I often joke with parents that their children enjoy scaring them.
When they are a few weeks old, they hold their breath and go blue.
When they are a year old they get high temperatures and have febrile convulsions.
When they are two years old they fall over and cut their head.
When they are seven they fall and break a bone.
When they are fourteen they either get pregnant, or make someone pregnant.
One of our commonest calls for children is the 'traditional', two year old who has fallen over and cut their head on a wall/radiator/stone/passing dog. The mother is often panicking because 'it's a lot of blood!' (even though it isn't) and we pop them down the hospital for patching up.
Sometimes a child will fall over and get a bump on the head. I take them to hospital because it's an easy job and they get to sit there for a few hours before being sent home by the A&E doctor. Simple.
Sometimes however the parents just want the child 'checked out', they don't want to wait at the hospital so they will call an ambulance and not go to hospital.
Occasionally the ambulance crew will feel kind to the parents and child and suggest that they don't need to go to hospital.
I have no details of this job, or what happened – but I can talk in generalities.
If, on examining a child, they are happy, alert and interested in what is going on around them and there is no history of a loss of consciousness, then they are almost certainly going to be fine. If you take them to hospital they will be sent home most likely without an x-ray or CT scan.
I can imagine that in this instance, even if the ambulance crew had taken the child to hospital the outcome would have been the same. Only the headline would be 'Hospital in probe over boy's death'. I don't think that the child would have been examined differently by a hospital doctor than by the ambulance crew.

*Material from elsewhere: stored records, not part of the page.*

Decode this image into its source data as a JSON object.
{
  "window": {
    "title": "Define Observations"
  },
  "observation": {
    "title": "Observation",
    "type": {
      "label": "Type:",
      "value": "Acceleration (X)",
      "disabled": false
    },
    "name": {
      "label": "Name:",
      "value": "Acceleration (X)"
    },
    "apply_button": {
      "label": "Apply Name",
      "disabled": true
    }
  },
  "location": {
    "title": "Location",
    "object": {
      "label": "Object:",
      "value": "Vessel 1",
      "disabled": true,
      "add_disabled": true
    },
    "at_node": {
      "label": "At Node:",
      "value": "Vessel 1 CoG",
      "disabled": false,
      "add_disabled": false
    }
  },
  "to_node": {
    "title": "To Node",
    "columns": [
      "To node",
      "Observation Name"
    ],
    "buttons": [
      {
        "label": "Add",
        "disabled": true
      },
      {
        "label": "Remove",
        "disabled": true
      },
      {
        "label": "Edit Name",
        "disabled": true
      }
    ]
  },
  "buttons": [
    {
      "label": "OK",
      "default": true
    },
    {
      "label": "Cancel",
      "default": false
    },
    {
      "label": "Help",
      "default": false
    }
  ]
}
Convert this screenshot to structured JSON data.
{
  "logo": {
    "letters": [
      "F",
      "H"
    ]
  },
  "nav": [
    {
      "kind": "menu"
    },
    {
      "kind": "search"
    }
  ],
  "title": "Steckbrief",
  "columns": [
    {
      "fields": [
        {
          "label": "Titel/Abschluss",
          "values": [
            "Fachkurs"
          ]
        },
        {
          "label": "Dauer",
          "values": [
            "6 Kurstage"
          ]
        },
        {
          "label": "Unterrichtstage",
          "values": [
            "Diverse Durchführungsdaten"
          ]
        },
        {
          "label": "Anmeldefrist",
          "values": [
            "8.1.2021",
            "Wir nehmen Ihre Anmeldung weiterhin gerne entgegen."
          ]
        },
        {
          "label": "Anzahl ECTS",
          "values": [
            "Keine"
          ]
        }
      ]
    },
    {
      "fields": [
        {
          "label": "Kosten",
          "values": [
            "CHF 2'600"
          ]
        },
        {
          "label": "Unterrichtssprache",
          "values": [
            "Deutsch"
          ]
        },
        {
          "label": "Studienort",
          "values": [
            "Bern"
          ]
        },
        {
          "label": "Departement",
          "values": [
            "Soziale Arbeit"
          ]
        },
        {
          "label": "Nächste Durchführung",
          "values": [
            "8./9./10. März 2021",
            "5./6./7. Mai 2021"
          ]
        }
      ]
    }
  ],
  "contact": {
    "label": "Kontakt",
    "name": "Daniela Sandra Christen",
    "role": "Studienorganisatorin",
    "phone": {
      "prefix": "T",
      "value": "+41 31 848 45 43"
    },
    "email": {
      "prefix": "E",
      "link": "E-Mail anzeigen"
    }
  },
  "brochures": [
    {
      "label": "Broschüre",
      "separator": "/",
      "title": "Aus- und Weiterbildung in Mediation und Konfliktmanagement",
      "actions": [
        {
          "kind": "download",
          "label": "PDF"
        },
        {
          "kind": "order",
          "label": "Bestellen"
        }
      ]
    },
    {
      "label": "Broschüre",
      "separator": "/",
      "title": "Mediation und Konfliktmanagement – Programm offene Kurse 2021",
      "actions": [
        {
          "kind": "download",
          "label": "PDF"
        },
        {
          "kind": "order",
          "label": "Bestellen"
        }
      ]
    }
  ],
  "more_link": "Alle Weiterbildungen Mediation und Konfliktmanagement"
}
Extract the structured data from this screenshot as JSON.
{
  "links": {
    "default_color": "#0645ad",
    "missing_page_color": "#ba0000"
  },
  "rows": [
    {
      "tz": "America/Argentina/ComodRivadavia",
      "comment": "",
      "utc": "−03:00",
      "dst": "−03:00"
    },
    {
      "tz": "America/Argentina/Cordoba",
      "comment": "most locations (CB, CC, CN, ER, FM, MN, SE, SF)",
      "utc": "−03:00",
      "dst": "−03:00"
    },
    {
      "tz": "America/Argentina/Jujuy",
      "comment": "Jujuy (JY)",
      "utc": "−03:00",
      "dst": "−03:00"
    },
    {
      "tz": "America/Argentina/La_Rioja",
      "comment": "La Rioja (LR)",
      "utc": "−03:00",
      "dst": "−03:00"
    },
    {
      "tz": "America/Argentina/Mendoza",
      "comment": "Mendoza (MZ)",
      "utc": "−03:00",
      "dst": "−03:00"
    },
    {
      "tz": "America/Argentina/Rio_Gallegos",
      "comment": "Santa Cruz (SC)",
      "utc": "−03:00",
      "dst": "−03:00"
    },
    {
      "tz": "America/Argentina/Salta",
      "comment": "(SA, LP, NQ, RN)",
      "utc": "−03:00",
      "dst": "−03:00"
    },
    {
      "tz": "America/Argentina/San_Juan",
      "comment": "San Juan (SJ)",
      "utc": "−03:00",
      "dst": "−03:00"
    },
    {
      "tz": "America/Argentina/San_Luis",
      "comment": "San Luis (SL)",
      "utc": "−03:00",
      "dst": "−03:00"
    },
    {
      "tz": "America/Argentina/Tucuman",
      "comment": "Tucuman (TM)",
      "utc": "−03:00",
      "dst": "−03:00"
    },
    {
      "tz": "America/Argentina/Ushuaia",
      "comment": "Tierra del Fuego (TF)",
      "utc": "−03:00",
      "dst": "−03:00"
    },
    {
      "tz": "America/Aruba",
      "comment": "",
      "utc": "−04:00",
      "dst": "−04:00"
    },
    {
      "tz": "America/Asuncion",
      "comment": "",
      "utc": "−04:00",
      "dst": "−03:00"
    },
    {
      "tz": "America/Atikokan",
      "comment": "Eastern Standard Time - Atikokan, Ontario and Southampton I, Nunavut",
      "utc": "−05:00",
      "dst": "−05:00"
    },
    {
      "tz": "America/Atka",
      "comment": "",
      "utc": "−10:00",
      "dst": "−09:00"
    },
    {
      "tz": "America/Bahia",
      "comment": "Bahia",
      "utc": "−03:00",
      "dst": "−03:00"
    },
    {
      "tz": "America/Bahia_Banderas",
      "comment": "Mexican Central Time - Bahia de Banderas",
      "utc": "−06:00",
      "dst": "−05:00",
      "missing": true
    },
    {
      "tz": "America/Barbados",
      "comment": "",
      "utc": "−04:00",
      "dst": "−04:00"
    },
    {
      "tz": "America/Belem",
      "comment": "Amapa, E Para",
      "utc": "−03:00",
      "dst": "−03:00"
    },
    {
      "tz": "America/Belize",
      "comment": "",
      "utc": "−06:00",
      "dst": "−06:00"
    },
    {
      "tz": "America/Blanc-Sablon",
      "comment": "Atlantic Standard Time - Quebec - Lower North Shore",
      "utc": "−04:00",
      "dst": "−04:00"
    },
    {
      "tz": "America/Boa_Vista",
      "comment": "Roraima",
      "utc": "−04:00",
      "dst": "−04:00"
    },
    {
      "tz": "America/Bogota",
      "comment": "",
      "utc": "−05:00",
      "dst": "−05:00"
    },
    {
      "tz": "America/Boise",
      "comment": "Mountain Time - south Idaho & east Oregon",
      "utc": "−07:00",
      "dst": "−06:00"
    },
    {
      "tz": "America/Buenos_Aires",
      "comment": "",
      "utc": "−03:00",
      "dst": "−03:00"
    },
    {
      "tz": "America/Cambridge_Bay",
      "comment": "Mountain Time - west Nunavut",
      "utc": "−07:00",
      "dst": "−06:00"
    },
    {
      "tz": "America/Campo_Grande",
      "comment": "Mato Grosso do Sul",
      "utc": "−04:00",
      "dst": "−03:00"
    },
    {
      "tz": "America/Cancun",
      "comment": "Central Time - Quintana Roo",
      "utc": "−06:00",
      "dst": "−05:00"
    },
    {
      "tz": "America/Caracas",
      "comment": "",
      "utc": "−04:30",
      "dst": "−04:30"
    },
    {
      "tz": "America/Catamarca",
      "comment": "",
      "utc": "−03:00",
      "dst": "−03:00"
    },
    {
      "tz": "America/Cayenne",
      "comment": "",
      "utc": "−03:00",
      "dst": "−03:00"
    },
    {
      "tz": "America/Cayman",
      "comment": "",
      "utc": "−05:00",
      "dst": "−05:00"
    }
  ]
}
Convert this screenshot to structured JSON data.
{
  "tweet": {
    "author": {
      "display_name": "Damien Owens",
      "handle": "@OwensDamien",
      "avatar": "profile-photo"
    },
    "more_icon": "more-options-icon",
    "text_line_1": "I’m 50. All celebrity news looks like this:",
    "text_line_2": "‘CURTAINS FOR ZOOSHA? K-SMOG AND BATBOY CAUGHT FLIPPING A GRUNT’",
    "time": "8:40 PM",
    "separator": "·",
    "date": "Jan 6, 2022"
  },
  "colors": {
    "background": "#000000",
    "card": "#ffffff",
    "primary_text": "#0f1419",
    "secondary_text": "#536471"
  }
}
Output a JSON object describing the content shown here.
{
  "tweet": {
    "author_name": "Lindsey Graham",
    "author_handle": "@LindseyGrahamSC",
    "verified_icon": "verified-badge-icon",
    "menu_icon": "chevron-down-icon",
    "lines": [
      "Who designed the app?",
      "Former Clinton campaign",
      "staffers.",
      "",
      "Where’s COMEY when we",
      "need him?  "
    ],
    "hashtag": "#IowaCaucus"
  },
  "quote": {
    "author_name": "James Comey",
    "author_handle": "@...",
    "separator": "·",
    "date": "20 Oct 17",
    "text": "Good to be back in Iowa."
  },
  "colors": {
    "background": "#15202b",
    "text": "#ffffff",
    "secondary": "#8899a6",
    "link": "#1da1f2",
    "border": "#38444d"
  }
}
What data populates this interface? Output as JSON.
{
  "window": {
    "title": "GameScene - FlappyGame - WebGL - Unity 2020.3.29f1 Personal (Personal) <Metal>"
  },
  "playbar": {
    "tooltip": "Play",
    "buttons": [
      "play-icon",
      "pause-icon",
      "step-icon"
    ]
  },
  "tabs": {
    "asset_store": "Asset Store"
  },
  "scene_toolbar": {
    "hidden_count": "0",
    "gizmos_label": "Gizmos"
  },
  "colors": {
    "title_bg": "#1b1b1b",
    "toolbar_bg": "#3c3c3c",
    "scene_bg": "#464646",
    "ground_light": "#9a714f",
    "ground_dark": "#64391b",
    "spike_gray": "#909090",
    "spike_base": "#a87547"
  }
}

There is a saying among those of us at the bottom of the medical hierarchy – 'always leave another medical professional between you and the patient', or 'don't be the last medical professional to see the patient alive'. If I take a patient to the hospital, then it's the hospital's fault if something goes wrong. If the patient wants to stay at home, then I'l try and arrange the GP – so if something goes wrong it's the GP's fault.
It's medical arse covering at it's worst.
In part it's due to the media – in this story above, do you imagine that the BBC would print a story following the investigation where the ambulance staff are found to be without fault? I doubt it.
We ambulance folk are being subtly encouraged to leave people at home, and most of us are blatantly ignoring this hinting for the exact reason above. We don't want to be the last people to see a patient alive.
If I go to a patient with a sore toe I'll still take them to hospital – because if they die of an unconnected heart attack, I'll be the one to blame.
And soon, with the 'front end' model, solo responders will be expected to leave patients at home, somewhere in the vicinity of 60% of patients should be left at home, or have 'alternate pathways' for care.
I can't see many ambulance people being happy doing that.